Even after becoming trustee emeritus, Milliken attended almost every board meeting and made a five-year commitment for the Milliken Faculty Seminar Abroad. The January 2011 Interim will mark the third session of the study abroad program for faculty and staff. Milliken also supported and provided funding for a just-completed campus-wide “sustainability audit” conducted by Jeff Ross-Bain. The Atlanta-based environmental engineer and architect is considered by many to the nation’s leading authority on “green building.”

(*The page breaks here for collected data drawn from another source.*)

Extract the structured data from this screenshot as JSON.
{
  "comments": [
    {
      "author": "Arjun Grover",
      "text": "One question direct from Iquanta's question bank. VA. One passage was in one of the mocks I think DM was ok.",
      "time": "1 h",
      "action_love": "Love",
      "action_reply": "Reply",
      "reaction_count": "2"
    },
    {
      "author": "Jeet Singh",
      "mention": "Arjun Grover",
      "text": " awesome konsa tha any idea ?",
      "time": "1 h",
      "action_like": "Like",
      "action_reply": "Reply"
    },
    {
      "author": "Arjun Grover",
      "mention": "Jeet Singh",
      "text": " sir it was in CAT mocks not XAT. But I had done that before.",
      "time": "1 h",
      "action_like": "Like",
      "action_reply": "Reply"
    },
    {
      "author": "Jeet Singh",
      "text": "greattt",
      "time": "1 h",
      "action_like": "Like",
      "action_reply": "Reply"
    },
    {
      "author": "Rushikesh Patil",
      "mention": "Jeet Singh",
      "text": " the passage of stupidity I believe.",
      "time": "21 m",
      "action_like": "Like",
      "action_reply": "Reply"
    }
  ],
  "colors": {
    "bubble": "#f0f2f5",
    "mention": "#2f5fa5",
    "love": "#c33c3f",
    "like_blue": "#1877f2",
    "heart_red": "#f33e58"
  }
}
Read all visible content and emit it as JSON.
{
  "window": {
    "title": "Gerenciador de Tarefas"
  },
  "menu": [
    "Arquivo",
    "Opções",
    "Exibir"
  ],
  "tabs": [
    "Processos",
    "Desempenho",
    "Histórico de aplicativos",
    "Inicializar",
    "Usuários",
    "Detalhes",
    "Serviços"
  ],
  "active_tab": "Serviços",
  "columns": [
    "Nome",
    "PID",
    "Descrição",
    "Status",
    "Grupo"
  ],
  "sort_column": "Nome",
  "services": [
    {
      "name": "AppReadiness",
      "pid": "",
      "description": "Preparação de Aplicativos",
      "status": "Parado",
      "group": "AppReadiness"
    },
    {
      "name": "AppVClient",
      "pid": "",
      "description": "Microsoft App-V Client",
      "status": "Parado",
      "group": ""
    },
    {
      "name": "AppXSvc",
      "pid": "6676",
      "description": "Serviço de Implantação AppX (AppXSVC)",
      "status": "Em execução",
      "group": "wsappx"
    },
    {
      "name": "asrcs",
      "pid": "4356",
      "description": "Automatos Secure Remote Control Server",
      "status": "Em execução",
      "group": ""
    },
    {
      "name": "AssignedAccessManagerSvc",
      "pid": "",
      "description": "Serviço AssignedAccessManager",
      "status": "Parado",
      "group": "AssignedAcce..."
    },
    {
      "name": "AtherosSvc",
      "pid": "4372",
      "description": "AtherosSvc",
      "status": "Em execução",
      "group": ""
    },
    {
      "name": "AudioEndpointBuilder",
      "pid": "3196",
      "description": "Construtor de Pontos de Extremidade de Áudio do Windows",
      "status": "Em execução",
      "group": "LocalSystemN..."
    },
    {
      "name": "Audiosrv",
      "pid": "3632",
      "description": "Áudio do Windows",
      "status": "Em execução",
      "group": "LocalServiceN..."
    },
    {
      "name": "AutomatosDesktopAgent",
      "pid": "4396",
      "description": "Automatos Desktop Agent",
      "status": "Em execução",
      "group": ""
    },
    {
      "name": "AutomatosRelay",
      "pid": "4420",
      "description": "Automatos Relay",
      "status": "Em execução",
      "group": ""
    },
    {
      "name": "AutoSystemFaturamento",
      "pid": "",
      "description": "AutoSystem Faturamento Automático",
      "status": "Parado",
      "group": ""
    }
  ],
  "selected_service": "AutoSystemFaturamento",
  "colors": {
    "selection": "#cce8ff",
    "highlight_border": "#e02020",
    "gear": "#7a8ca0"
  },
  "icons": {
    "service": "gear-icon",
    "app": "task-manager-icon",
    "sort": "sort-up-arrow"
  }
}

Many observed that Milliken probably was happiest on Wofford’s campus when he was involved in interacting with students, and he created opportunities for them to interact with his world-class education process he developed at Milliken & Co. The company and Wofford partnered on the Milliken/Wofford Summer Leadership Institute for leading high school students from across the Carolinas and Georgia. The college and Milliken also partnered on the Milliken Summer Challenge, an annual real-world problem-solving exercise for Wofford students and professors.
Funeral services have been set for 2 p.m. Monday, Jan. 3, at the Episcopal Church of the Advent, according to J.F. Floyd Mortuary’s Web site.
In lieu of flowers, the family is asking for donations to be sent to The Noble Tree Foundation in care of The Spartanburg County Foundation, 424 E. Kennedy St., Spartanburg, SC 29302.